It’s October 3 when Carruthers & Davies are being dragged down the Kiel Canal, and the weather is decidedly autumnal. I’m not so sure, though, that the plains of Holstein would have been ‘monotonous’. From what I can gather they would have been full of life, with abundant apple & pear orchards, and *loads* of animals in the fields – notably cows and horses.
The cows would have been Holsteins, the classic black and white milkers that we in Britain would probably call Frisians. They became so popular in America at this time that President Taft kept one as a pet at the White House. She was call Pauline Wayne.
The horses would have been Holsteiners, animals that would have been pulling along Lloyd’s Inselbahn in 1898. Holsteiners these days are the preferred breed of choice for German showjumpers. They’re so iconic within the region that you’ll find statues of them in several local towns. Probably the most famous one of all is Meteor, a horse that competed in three Olympics, and which is commemorated with a very well-known statue in Kiel. I’m hoping we’ll get to see it when we undertake the Adventure in the autumn.
As well as thousands of large and impressive land animals, let’s not forget how many birds would have been flying about by the canal – ducks (for shooting obvs) and gazillions of gulls. Why is Childers so uninterested in animals – except for killing and eating? This book is well-known for its excellent description of the Baltic and Frisian seascapes, but they’re seascapes devoid of birds, fish or any kind of wildlife.

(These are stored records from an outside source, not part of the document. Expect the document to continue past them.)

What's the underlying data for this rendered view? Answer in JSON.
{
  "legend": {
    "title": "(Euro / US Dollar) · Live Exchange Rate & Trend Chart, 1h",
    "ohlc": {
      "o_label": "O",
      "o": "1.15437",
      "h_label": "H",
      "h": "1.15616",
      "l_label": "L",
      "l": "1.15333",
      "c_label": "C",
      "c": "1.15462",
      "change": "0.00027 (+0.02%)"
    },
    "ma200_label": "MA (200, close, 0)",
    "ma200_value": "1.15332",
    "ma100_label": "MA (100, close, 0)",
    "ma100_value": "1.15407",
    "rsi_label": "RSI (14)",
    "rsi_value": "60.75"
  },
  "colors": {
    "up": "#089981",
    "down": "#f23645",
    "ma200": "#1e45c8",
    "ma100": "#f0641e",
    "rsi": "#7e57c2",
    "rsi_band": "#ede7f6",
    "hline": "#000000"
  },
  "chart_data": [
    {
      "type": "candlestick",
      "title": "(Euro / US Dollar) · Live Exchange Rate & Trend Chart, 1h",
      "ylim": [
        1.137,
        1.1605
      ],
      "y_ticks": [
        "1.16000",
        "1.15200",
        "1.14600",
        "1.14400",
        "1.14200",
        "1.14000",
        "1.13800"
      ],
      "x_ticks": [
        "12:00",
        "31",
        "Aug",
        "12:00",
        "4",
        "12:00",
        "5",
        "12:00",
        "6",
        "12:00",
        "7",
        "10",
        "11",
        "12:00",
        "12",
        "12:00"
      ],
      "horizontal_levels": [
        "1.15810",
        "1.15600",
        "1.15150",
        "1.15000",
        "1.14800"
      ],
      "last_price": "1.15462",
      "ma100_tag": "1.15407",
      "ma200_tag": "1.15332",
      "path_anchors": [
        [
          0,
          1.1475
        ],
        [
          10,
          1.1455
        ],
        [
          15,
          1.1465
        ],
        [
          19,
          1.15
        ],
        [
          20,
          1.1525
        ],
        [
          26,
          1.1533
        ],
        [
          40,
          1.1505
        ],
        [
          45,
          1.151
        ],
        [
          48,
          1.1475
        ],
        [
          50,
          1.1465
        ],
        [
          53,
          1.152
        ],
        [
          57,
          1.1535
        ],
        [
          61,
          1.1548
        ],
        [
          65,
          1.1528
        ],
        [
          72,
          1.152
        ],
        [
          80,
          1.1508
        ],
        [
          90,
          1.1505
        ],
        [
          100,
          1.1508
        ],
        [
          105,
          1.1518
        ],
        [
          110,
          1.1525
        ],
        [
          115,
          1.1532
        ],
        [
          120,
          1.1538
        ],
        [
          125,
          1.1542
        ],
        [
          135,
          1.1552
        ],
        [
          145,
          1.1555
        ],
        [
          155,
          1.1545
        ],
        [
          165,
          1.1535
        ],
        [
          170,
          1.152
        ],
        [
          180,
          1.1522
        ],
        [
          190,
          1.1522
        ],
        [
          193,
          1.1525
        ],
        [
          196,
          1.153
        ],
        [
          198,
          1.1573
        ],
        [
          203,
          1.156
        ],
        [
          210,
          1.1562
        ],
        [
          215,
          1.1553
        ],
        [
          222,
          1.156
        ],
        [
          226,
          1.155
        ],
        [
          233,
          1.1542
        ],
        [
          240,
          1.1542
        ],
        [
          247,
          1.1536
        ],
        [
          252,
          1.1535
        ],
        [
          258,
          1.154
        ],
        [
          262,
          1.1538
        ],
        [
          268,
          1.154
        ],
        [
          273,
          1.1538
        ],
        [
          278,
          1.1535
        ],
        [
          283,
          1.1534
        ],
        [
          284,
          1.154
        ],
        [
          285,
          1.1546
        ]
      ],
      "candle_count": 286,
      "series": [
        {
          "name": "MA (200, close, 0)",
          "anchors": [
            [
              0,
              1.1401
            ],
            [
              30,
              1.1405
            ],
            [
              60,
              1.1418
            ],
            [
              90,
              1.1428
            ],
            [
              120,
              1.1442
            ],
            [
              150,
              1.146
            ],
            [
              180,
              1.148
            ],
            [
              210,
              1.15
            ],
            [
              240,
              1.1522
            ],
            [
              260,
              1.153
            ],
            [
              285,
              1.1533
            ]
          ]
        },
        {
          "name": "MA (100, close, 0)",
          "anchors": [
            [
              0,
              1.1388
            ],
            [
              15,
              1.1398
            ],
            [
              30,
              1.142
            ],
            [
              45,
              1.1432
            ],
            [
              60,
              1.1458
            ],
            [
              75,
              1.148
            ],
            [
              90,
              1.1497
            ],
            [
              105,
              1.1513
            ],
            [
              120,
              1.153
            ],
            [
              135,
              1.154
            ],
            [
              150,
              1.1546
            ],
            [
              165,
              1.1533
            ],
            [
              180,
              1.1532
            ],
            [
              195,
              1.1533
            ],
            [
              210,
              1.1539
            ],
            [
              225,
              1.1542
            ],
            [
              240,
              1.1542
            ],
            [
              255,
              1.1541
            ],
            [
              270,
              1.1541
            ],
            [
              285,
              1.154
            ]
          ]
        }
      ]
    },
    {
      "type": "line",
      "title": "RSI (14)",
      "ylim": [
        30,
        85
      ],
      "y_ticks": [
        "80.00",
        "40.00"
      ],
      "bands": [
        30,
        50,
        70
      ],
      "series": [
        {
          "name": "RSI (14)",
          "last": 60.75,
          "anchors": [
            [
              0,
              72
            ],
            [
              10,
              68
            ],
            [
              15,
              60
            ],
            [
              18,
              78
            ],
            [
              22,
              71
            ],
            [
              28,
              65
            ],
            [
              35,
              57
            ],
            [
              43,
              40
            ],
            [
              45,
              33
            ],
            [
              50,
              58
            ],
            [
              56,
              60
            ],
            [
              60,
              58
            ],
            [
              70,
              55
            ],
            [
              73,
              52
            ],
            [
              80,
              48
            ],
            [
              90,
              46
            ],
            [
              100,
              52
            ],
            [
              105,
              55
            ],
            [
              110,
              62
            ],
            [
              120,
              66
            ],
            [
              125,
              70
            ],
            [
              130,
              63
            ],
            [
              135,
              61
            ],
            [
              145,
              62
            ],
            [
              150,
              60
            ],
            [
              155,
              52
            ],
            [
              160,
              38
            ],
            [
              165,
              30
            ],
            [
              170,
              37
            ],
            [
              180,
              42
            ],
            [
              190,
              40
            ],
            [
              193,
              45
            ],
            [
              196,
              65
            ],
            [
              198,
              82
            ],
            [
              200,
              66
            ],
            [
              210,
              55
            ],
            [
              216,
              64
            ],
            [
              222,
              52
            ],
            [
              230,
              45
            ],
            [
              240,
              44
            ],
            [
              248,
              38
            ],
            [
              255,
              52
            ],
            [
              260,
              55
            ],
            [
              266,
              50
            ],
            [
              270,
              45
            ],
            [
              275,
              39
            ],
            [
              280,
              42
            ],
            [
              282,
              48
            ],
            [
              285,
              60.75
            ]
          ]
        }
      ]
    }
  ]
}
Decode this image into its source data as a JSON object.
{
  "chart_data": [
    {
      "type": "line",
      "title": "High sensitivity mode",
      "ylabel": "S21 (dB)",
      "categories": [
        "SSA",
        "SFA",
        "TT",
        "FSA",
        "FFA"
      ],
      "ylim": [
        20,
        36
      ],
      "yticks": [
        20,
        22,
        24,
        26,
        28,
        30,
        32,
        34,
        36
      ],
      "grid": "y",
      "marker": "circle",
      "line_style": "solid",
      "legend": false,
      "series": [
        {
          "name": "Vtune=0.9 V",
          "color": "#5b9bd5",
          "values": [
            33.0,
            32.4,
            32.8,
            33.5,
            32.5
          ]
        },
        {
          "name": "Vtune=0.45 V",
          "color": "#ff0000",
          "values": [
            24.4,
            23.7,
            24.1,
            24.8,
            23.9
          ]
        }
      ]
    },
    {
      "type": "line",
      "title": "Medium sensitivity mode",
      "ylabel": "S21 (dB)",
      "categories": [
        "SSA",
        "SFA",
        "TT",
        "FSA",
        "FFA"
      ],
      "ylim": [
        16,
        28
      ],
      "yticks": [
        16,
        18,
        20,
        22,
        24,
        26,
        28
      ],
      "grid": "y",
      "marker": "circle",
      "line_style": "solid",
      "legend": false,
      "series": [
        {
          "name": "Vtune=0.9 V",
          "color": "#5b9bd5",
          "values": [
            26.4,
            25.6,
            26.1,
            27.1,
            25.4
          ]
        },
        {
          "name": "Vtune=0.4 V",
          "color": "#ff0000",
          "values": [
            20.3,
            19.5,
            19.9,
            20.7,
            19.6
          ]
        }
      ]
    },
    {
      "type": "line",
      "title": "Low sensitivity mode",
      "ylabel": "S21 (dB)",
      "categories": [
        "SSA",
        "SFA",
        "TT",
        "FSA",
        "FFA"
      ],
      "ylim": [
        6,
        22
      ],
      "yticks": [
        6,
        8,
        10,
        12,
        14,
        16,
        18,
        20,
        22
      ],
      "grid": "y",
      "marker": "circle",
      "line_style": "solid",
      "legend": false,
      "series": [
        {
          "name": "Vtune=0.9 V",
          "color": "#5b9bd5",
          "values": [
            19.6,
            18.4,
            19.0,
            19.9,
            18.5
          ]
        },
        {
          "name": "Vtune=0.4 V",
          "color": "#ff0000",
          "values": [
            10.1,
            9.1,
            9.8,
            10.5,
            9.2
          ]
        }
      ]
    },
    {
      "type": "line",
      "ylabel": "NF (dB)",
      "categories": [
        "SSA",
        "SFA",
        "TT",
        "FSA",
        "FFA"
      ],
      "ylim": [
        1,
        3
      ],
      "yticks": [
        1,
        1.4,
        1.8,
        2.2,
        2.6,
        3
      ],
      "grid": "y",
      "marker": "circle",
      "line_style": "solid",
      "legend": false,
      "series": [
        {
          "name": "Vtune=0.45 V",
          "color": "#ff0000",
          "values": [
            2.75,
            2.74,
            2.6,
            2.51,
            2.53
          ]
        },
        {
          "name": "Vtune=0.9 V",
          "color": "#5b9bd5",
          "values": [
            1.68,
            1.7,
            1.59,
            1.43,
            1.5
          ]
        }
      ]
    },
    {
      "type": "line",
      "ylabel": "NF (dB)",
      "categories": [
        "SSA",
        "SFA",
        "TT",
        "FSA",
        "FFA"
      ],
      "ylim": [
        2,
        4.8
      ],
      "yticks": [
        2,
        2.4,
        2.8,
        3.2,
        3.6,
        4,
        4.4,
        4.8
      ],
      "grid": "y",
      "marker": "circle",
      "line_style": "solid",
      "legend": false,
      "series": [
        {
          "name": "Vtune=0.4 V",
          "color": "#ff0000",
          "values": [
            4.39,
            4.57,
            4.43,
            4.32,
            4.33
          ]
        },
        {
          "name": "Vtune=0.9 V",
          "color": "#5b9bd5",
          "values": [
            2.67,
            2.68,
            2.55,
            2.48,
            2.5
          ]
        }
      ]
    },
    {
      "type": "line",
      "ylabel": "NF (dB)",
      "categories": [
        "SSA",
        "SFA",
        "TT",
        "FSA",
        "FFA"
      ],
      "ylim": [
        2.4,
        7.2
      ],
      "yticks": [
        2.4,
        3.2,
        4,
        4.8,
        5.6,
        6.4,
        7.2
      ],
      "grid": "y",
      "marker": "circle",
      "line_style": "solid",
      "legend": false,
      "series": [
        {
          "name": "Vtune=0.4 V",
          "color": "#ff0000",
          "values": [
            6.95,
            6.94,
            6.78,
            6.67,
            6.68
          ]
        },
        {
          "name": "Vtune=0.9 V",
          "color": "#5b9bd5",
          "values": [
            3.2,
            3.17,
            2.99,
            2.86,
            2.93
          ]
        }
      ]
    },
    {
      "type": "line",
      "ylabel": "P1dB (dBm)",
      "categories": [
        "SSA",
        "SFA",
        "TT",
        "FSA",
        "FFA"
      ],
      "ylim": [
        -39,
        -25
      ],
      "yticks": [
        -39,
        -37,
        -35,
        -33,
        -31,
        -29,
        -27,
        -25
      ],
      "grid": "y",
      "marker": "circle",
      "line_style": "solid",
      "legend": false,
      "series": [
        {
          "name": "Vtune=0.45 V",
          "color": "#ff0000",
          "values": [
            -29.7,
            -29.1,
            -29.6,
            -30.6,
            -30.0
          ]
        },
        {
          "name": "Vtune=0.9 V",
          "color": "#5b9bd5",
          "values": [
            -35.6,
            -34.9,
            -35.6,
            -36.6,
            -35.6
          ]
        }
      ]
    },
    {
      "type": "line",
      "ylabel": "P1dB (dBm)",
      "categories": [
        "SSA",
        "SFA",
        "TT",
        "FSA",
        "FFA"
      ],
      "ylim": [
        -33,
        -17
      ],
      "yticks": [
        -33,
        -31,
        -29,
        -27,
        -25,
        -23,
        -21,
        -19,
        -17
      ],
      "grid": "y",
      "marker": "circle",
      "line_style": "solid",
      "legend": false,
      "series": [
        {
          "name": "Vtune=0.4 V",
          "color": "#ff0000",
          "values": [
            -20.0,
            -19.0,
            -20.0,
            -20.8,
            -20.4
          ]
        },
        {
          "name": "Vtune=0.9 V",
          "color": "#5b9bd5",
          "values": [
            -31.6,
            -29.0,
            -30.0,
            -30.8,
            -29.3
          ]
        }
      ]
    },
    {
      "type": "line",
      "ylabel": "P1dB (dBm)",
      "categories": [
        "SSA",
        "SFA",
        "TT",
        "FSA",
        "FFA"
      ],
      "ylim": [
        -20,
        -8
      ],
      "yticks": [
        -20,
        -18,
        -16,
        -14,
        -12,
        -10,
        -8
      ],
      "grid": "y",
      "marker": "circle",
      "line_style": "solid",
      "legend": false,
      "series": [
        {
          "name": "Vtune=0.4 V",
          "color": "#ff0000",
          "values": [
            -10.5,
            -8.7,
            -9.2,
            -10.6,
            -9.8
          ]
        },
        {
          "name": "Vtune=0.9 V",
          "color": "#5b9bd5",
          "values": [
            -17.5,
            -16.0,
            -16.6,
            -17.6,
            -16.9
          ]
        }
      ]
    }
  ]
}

In particular, when they finally get to the Sands, how on earth do Carruthers and Davies manage to ignore the seals?!
At every low tide, an army of seals would have competed for the top spots on the sands for basking and generally stinking up the place. There would have been millions of them. And yet somehow our heroes fail to come across a single one as they trog along the channels with their compasses and charts, or yomp off to the stores on the islands. They never bump into a seal hunter, either, which is just as extraordinary, given the vast numbers of seals that were being shot, netted and clubbed at the time.
We just have to conclude that Childers wasn’t interested in wildlife – at all. Or perhaps the seals were just too noisy and smelly to be included in a moody, atmospheric book about small-boat sailing and geopolitical intrigue.